Moreover, stan Twitter frequently gets it wrong. Fandoms are so quick to dispense with hatred and anger, that they will misinterpret messages, or fail to properly read articles. While this story was being written, Junkee published a feature about Natalia Kills, the pop star who “cancelled herself” by criticising a beloved contestant on a New Zealand reality TV show.

Our feature was positive, noting the double-standard in Kills’ cancellation. But her stans didn’t even read the article. They wildly misinterpreted the headline, and began flooding Junkee socials with messages of hate, even targeting freelancers who had nothing to do with the piece. When one of the stans finally clicked on the article and read the piece they were so up in arms about, they called the hate off.

One stan even thanked Junkee for “correcting” the article. It hadn’t been changed.

All too frequently, the way that stans enact justice is wrongheaded, destructive, and inconsistent. These cultures are not often the passionate fans of justice and progress they have been painted as over the last few weeks. They veil their destructive actions under the pretence of social good. And they should be called out for it.

We Need Change

The media has long had an inconsistent reputation with stan culture. Publications — this one included — can get clicks from stans by writing about their heroes. But they always run the risk of getting torn apart if their work is perceived as even bordering on the critical. As a result, media outlets are under pressure to only write glowingly about stan culture, which might explain the recent article written by Joe Coscarelli for The New York Times.

Calling the previous online behaviour of stans “the stuff of legend”, Coscarelli dedicates only one paragraph to the increasingly common behaviour of stans to hound critics off the internet. “K-pop followers have been accused of harassment for piling onto critics or rivals,” Coscarelli says, delicately, skirting around the issue — look at the work being done by the word “accused”.

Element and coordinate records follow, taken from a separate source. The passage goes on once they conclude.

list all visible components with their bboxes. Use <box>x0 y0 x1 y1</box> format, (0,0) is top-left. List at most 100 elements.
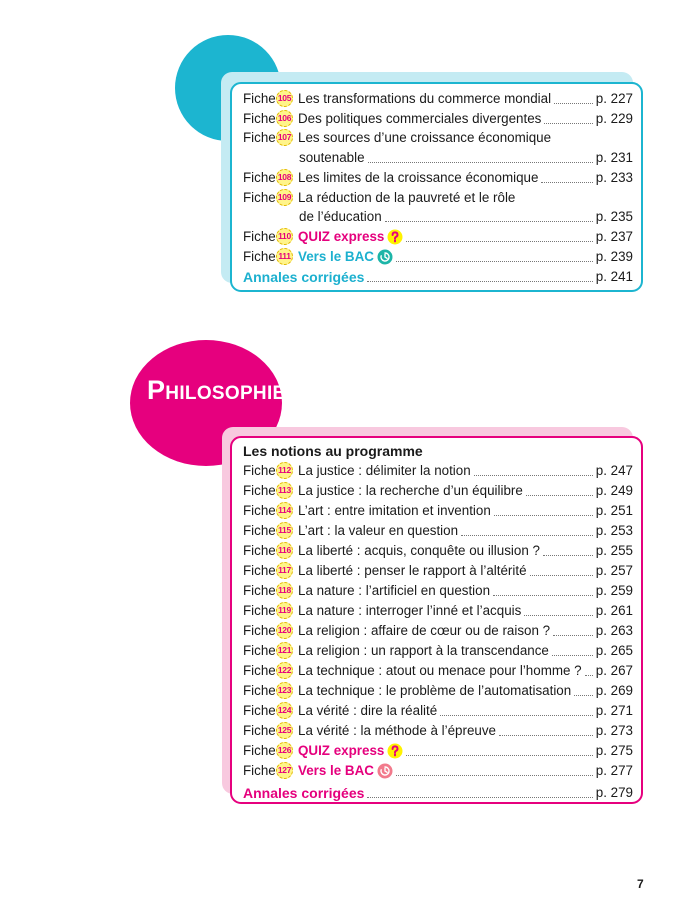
entry-title: La justice : délimiter la notion <box>298 462 471 478</box>
fiche-number: 127 <box>276 762 293 780</box>
page-number: 7 <box>637 877 644 891</box>
leader <box>367 281 593 282</box>
toc-box <box>230 82 643 292</box>
leader <box>529 574 593 576</box>
entry-page: p. 227 <box>595 91 633 106</box>
toc-row: Fiche 113 La justice : la recherche d’un é… <box>243 481 633 501</box>
toc-row: Fiche 123 La technique : le problème de l’… <box>243 681 633 701</box>
entry-page: p. 273 <box>595 723 633 739</box>
toc-row: Fiche 117 La liberté : penser le rapport à… <box>243 561 633 581</box>
entry-title: La vérité : la méthode à l’épreuve <box>298 723 497 739</box>
entry-page: p. 255 <box>595 542 633 558</box>
bac-icon <box>377 763 393 779</box>
fiche-number: 116 <box>276 541 293 559</box>
annales-row: Annales corrigées p. 241 <box>243 267 633 287</box>
fiche-number: 125 <box>276 722 293 740</box>
entry-title: L’art : la valeur en question <box>298 522 459 538</box>
toc-row: Fiche 120 La religion : affaire de cœur ou… <box>243 621 633 641</box>
toc-row: Fiche 122 La technique : atout ou menace p… <box>243 661 633 681</box>
entry-title: Les transformations du commerce mondial <box>298 91 552 106</box>
fiche-number: 111 <box>276 247 293 265</box>
entry-page: p. 237 <box>595 228 633 244</box>
entry-page: p. 257 <box>595 562 633 578</box>
leader <box>406 240 593 242</box>
fiche-label: Fiche <box>243 622 276 638</box>
leader <box>544 122 593 124</box>
toc-row: Fiche 125 La vérité : la méthode à l’épreu… <box>243 721 633 741</box>
fiche-number: 106 <box>276 109 293 127</box>
fiche-label: Fiche <box>243 248 276 264</box>
toc-row: Fiche 106 Des politiques commerciales dive… <box>243 109 633 129</box>
entry-title: La justice : la recherche d’un équilibre <box>298 482 523 498</box>
annales-row: Annales corrigées p. 279 <box>243 783 633 803</box>
entry-title: Les limites de la croissance économique <box>298 169 539 185</box>
toc-row: Fiche 105 Les transformations du commerce … <box>243 89 633 109</box>
entry-page: p. 231 <box>595 150 633 166</box>
bac-icon <box>377 249 393 265</box>
fiche-label: Fiche <box>243 763 276 779</box>
fiche-number: 124 <box>276 702 293 720</box>
quiz-icon <box>387 743 403 759</box>
leader <box>367 162 593 164</box>
leader <box>554 103 593 104</box>
entry-page: p. 259 <box>595 582 633 598</box>
leader <box>440 715 593 717</box>
entry-title: La liberté : penser le rapport à l’altér… <box>298 562 527 578</box>
toc-row: Fiche 124 La vérité : dire la réalité p. 27… <box>243 701 633 721</box>
entry-title: soutenable <box>299 150 365 166</box>
fiche-number: 121 <box>276 641 293 659</box>
fiche-label: Fiche <box>243 663 276 678</box>
leader <box>584 675 593 676</box>
fiche-label: Fiche <box>243 502 276 518</box>
leader <box>493 594 593 596</box>
toc-row: Fiche 116 La liberté : acquis, conquête ou… <box>243 541 633 561</box>
toc-row: Fiche 115 L’art : la valeur en question p. … <box>243 521 633 541</box>
entry-page: p. 269 <box>595 683 633 699</box>
toc-row: Fiche 119 La nature : interroger l’inné et… <box>243 601 633 621</box>
leader <box>384 221 593 223</box>
leader <box>551 654 593 656</box>
fiche-number: 112 <box>276 461 293 479</box>
entry-title: QUIZ express <box>298 228 385 244</box>
entry-title: La nature : l’artificiel en question <box>298 582 491 598</box>
entry-page: p. 239 <box>595 248 633 264</box>
entry-page: p. 247 <box>595 462 633 478</box>
entry-title: La réduction de la pauvreté et le rôle <box>298 189 516 205</box>
entry-title: La vérité : dire la réalité <box>298 703 438 719</box>
leader <box>461 534 593 536</box>
entry-title: Vers le BAC <box>298 763 374 779</box>
section-title: Philosophie <box>147 375 286 405</box>
toc-row: Fiche 126 QUIZ express p. 275 <box>243 741 633 761</box>
fiche-number: 119 <box>276 601 293 619</box>
leader <box>493 514 593 516</box>
toc-box <box>230 436 643 804</box>
entry-page: p. 249 <box>595 482 633 498</box>
entry-title: QUIZ express <box>298 743 385 759</box>
leader <box>524 614 593 616</box>
fiche-number: 107 <box>276 129 293 147</box>
fiche-label: Fiche <box>243 228 276 244</box>
entry-page: p. 261 <box>595 602 633 618</box>
fiche-number: 109 <box>276 188 293 206</box>
fiche-number: 120 <box>276 621 293 639</box>
toc-row: Fiche 109 La réduction de la pauvreté et l… <box>243 188 633 208</box>
fiche-label: Fiche <box>243 189 276 205</box>
fiche-label: Fiche <box>243 462 276 478</box>
entry-page: p. 235 <box>595 209 633 225</box>
fiche-number: 115 <box>276 521 293 539</box>
leader <box>541 181 593 183</box>
fiche-number: 113 <box>276 481 293 499</box>
annales-page: p. 241 <box>595 269 633 284</box>
fiche-label: Fiche <box>243 169 276 185</box>
entry-title: La nature : interroger l’inné et l’acqui… <box>298 602 522 618</box>
entry-page: p. 271 <box>595 703 633 719</box>
toc-row: soutenable p. 231 <box>243 148 633 168</box>
leader <box>367 797 593 798</box>
fiche-number: 123 <box>276 682 293 700</box>
fiche-label: Fiche <box>243 542 276 558</box>
fiche-number: 108 <box>276 168 293 186</box>
entry-title: La religion : affaire de cœur ou de rais… <box>298 622 551 638</box>
toc-row: de l’éducation p. 235 <box>243 207 633 227</box>
fiche-label: Fiche <box>243 642 276 658</box>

A few sentences later, he quotes a source who claims that stans are currently trying to “remake fandom in the eyes of the public”. Overall, Coscarelli writes as though the shift towards good has already happened.

It has not. In order to make real change to the toxic nature of stan culture, we should all try harder, stans, artists and the media. After all, such wordplay on the part of Coscarelli is not useful. Stans do harass critics. They are famous for doing so. They delight in doing so. And they delight in doing so because they believe that running certain “guilty” individuals off social media and destroying employment opportunities is a way to enact positive change.

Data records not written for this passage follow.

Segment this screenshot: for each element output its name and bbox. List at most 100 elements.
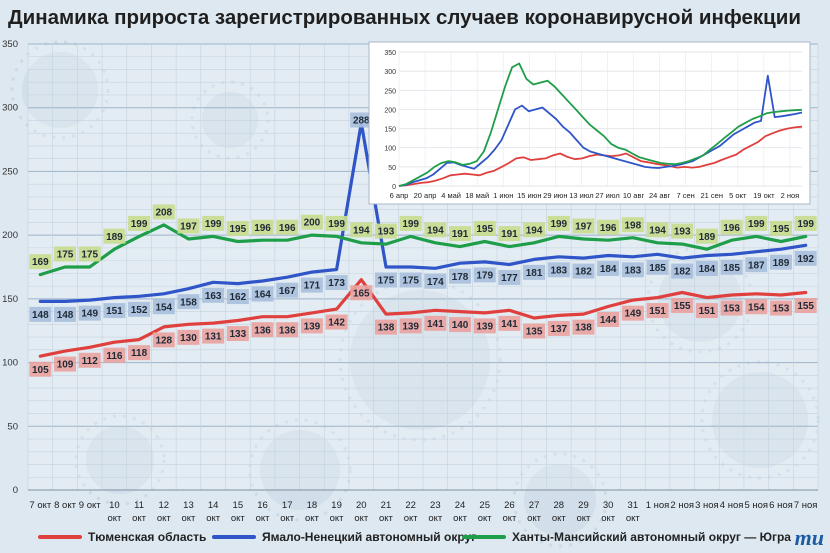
- data-label-yanao-group: 183: [621, 262, 644, 278]
- data-label-tyumen: 133: [230, 329, 247, 340]
- publisher-logo: mu: [768, 525, 824, 551]
- data-label-khmao: 175: [81, 250, 98, 261]
- data-label-khmao-box: [720, 219, 743, 235]
- data-label-tyumen: 165: [353, 288, 370, 299]
- y-tick-label: 50: [7, 421, 18, 432]
- data-label-yanao: 192: [797, 254, 814, 265]
- data-label-yanao: 181: [526, 268, 543, 279]
- legend-swatch-blue: [212, 535, 256, 539]
- x-tick-label-line: 15: [233, 500, 244, 511]
- x-tick-label-line: 24: [455, 500, 466, 511]
- data-label-tyumen: 105: [32, 365, 49, 376]
- data-label-yanao-box: [671, 263, 694, 279]
- x-tick-label-line: окт: [256, 513, 271, 524]
- x-tick-label: 7 ноя: [794, 500, 818, 511]
- data-label-khmao-box: [103, 228, 126, 244]
- data-label-yanao: 177: [501, 273, 518, 284]
- data-label-yanao-box: [399, 272, 422, 288]
- legend-swatch-red: [38, 535, 82, 539]
- data-label-khmao-box: [350, 222, 373, 238]
- data-label-khmao: 195: [476, 224, 493, 235]
- data-label-tyumen-group: 153: [769, 300, 792, 316]
- data-label-tyumen-group: 138: [374, 319, 397, 335]
- data-label-yanao-box: [29, 306, 52, 322]
- inset-y-tick-label: 200: [384, 107, 396, 114]
- data-label-tyumen-box: [54, 356, 77, 372]
- data-label-khmao: 193: [674, 227, 691, 238]
- inset-x-tick-label: 5 окт: [729, 191, 747, 200]
- x-tick-label-line: окт: [107, 513, 122, 524]
- x-tick-label: 30 окт: [601, 500, 616, 524]
- x-tick-label-line: 7 ноя: [794, 500, 818, 511]
- data-label-tyumen-group: 149: [621, 305, 644, 321]
- data-label-yanao-group: 184: [597, 261, 620, 277]
- data-label-tyumen: 151: [699, 306, 716, 317]
- data-label-yanao-box: [449, 268, 472, 284]
- data-label-khmao-group: 194: [646, 222, 669, 238]
- data-label-yanao-box: [473, 267, 496, 283]
- data-label-yanao-group: 178: [449, 268, 472, 284]
- data-label-yanao: 185: [723, 263, 740, 274]
- data-label-tyumen-box: [152, 332, 175, 348]
- data-label-khmao: 208: [155, 208, 172, 219]
- data-label-khmao-group: 199: [202, 215, 225, 231]
- data-label-khmao-box: [523, 222, 546, 238]
- data-label-khmao-group: 198: [621, 217, 644, 233]
- data-label-tyumen-group: 139: [399, 318, 422, 334]
- data-label-yanao: 171: [304, 281, 321, 292]
- data-label-yanao-box: [325, 275, 348, 291]
- data-label-yanao: 173: [328, 278, 345, 289]
- data-label-tyumen: 153: [773, 304, 790, 315]
- data-label-khmao-box: [449, 226, 472, 242]
- x-tick-label-line: окт: [305, 513, 320, 524]
- data-label-tyumen-box: [103, 347, 126, 363]
- data-label-yanao-group: 171: [300, 277, 323, 293]
- data-label-tyumen: 139: [476, 321, 493, 332]
- x-tick-label: 31 окт: [626, 500, 641, 524]
- x-tick-label-line: окт: [502, 513, 517, 524]
- data-label-yanao: 154: [155, 302, 172, 313]
- data-label-yanao-group: 173: [325, 275, 348, 291]
- data-label-yanao: 148: [32, 310, 49, 321]
- inset-x-tick-label: 2 ноя: [781, 191, 800, 200]
- data-label-tyumen: 135: [526, 327, 543, 338]
- data-label-yanao-box: [794, 250, 817, 266]
- data-label-khmao-box: [78, 246, 101, 262]
- data-label-khmao-group: 195: [769, 221, 792, 237]
- data-label-khmao: 196: [600, 223, 617, 234]
- data-label-khmao: 195: [230, 224, 247, 235]
- data-label-tyumen-group: 144: [597, 312, 620, 328]
- data-label-khmao: 196: [723, 223, 740, 234]
- data-label-khmao-group: 199: [128, 215, 151, 231]
- x-tick-label: 5 ноя: [744, 500, 768, 511]
- x-tick-label-line: 21: [381, 500, 392, 511]
- data-label-tyumen-group: 109: [54, 356, 77, 372]
- x-tick-label: 3 ноя: [695, 500, 719, 511]
- data-label-khmao-box: [29, 254, 52, 270]
- inset-x-tick-label: 24 авг: [649, 191, 671, 200]
- x-tick-label: 19 окт: [330, 500, 345, 524]
- legend-label: Ямало-Ненецкий автономный округ: [262, 530, 477, 544]
- data-label-khmao-box: [152, 204, 175, 220]
- data-label-yanao-box: [226, 289, 249, 305]
- data-label-yanao-group: 158: [177, 294, 200, 310]
- data-label-khmao-box: [325, 215, 348, 231]
- data-label-tyumen-box: [374, 319, 397, 335]
- data-label-yanao-box: [720, 259, 743, 275]
- data-label-yanao-box: [202, 287, 225, 303]
- data-label-tyumen-box: [424, 315, 447, 331]
- data-label-yanao-group: 154: [152, 299, 175, 315]
- data-label-yanao: 178: [452, 272, 469, 283]
- x-tick-label-line: 8 окт: [54, 500, 76, 511]
- data-label-khmao: 199: [205, 219, 222, 230]
- data-label-tyumen-group: 131: [202, 328, 225, 344]
- x-tick-label-line: 16: [257, 500, 268, 511]
- data-label-yanao-box: [695, 261, 718, 277]
- data-label-khmao-box: [128, 215, 151, 231]
- x-tick-label: 9 окт: [79, 500, 101, 511]
- data-label-yanao-box: [424, 273, 447, 289]
- data-label-tyumen: 153: [723, 304, 740, 315]
- data-label-khmao-group: 196: [251, 219, 274, 235]
- data-label-tyumen-box: [449, 317, 472, 333]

We should be clear that it is not. And we should praise stans when they do make systemic change — when they donate money, and when they boost useful information. That’s a trend towards the positive that needs to be acknowledged. So too must we acknowledge that in the past, the behaviour of stans has been cruel, destructive, and inconsistently applied.

Musicians need to be aware of the massive power that they wield, and to model positive behaviour amongst their fanbases.

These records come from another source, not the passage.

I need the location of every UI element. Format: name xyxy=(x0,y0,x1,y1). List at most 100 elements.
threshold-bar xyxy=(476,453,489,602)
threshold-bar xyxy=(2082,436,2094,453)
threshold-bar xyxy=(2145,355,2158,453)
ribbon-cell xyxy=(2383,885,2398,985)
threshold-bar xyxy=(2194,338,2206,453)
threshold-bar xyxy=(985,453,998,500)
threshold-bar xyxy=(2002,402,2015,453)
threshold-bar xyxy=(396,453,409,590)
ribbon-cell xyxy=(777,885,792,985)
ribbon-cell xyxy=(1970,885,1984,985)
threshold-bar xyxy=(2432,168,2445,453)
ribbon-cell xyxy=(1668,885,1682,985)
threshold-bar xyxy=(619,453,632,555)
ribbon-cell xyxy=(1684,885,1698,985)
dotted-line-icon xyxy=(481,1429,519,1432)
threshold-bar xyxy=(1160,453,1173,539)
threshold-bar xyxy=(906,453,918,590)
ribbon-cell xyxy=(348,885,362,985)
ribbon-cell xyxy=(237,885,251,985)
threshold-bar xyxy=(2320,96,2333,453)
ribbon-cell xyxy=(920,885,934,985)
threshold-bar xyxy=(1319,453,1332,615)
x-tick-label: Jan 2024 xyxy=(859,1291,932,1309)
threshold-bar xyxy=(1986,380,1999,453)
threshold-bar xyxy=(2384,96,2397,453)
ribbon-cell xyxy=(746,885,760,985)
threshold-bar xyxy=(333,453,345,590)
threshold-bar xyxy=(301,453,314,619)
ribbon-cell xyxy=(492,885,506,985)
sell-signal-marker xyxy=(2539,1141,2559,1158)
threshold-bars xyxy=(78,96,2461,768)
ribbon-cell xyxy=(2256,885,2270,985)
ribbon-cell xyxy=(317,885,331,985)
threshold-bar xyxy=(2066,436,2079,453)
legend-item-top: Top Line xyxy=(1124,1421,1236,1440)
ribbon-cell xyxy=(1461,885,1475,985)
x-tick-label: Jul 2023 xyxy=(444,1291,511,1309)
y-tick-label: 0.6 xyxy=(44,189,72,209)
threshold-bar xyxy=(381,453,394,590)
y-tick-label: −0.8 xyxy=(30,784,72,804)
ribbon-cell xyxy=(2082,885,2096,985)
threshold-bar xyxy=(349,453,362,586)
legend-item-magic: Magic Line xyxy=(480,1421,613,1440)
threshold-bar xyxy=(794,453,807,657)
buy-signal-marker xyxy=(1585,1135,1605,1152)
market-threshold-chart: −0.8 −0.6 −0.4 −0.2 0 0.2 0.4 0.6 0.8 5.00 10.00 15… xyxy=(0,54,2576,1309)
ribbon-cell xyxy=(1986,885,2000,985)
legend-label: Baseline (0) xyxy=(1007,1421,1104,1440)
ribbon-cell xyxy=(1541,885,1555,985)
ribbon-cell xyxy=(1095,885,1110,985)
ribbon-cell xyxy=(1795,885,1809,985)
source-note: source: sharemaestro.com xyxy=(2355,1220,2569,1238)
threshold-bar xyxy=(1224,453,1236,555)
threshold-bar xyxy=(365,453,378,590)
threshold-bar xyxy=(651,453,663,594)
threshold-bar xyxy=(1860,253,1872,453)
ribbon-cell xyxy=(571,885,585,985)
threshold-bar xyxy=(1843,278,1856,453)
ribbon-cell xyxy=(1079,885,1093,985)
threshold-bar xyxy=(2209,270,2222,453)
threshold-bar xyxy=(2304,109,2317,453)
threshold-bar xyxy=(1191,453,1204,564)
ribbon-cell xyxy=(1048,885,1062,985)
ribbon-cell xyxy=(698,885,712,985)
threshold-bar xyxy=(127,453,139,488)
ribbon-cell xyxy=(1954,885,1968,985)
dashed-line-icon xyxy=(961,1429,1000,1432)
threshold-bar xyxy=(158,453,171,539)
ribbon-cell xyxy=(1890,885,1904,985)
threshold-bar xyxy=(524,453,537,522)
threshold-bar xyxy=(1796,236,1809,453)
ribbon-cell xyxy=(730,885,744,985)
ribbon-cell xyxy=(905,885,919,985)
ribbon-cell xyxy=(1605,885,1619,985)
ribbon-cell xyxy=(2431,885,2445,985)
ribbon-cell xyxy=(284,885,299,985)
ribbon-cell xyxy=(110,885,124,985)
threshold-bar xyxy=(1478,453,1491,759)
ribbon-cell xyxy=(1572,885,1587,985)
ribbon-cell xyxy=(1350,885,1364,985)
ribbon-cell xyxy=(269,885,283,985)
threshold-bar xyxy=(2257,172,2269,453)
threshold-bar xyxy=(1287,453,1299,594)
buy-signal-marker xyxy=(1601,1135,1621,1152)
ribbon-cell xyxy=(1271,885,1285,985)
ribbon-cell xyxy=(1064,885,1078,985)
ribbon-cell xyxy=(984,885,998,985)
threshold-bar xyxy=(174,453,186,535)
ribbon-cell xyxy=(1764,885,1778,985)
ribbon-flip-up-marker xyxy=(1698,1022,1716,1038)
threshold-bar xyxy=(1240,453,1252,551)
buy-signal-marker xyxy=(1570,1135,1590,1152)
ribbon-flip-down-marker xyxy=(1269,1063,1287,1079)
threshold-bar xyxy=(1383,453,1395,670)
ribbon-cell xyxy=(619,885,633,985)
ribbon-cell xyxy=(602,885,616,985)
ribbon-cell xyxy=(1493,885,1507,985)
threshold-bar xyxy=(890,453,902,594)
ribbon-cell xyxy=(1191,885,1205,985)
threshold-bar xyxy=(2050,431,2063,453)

It’s the responsibility of the artists themselves to direct the behaviour of their fans too. Grande’s “passionate” excuse, and Tomlinson’s deliberate stoking, can no longer do. Musicians need to be aware of the massive power that they wield, and to model positive behaviour amongst their fanbases. That means being nuanced in how they talk about journalists and how they take criticism. And it means, wherever possible, rewarding good behaviour and decrying bad.

Stan armies are massive monoliths that can get things done. That means that when they decide to, they can enact real, material positive change in the world. But their size, intensity, and organisational capabilities means that they can also enact the worst kind of damage too.

Up until recently, it’s been up to the whim of stans whether they use their energy to boost a song up the charts, crash a police snitch cam, or ruin someone’s life. We should work to incentivise the positive, and call out the negative. Only then can real change occur.


This article was written under an anonymous byline in order to avoid the destructive repercussions against critics of stan culture that it outlines.